By the age of 14 we were also into punk together.  We’d invade the local record shop on a Saturday afternoon and pore over the album covers, longing for the day when we’d saved up enough to buy one.  (see 'The first album you ever bought...?') We also made forays into the local hardware stores – rummaging through trays of bulldog clips and sink chains and any other strange looking metal fasteners or hooks we could find with which to accessorise our DIY clothes.  On the last day of term in 1978 when the school finally allowed a ‘no uniform’ day, we all got into trouble together.  It was our one chance to ditch the brown uniform and proudly wear our bulldog clips and Sex Pistols badges on our DIY clothes into school.  That afternoon we were called in by a teacher and given a stern talking-to; there had been complaints at our apparent lack of respect.  We could not have been awarded a better compliment.

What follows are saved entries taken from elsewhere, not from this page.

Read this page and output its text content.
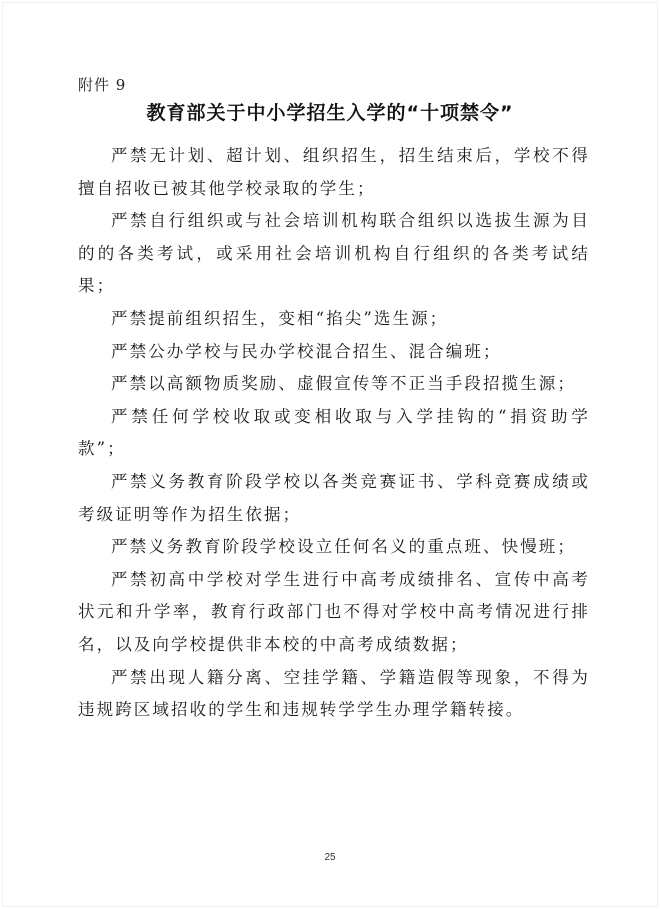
附件 9
教育部关于中小学招生入学的“十项禁令”

严禁无计划、超计划、组织招生，招生结束后，学校不得擅自招收已被其他学校录取的学生；

严禁自行组织或与社会培训机构联合组织以选拔生源为目的的各类考试，或采用社会培训机构自行组织的各类考试结果；

严禁提前组织招生，变相“掐尖”选生源；

严禁公办学校与民办学校混合招生、混合编班；

严禁以高额物质奖励、虚假宣传等不正当手段招揽生源；

严禁任何学校收取或变相收取与入学挂钩的“捐资助学款”；

严禁义务教育阶段学校以各类竞赛证书、学科竞赛成绩或考级证明等作为招生依据；

严禁义务教育阶段学校设立任何名义的重点班、快慢班；

严禁初高中学校对学生进行中高考成绩排名、宣传中高考状元和升学率，教育行政部门也不得对学校中高考情况进行排名，以及向学校提供非本校的中高考成绩数据；

严禁出现人籍分离、空挂学籍、学籍造假等现象，不得为违规跨区域招收的学生和违规转学学生办理学籍转接。

25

We left school and went to different colleges, got jobs, got married, moved house a few times, but always kept in touch.  Now in our late forties, we meet when we can for lunch in our old home-town, our old stomping-ground, where none of us live any more.  And now our bond of friendship helps to get us through all these awkward moments of middle-age – comparing notes on a whole new set of life experiences.

As I sat there with my two lovely friends last Friday, and we reminisced about the time we had tried to write dirty stories in the school lunch-hour, only to be so mortified at the thought of them being found by a teacher that we tried, unsuccessfully, to flush the offending pages of our exercise books down the toilets, it seemed impossible that 37 years have passed since we first met.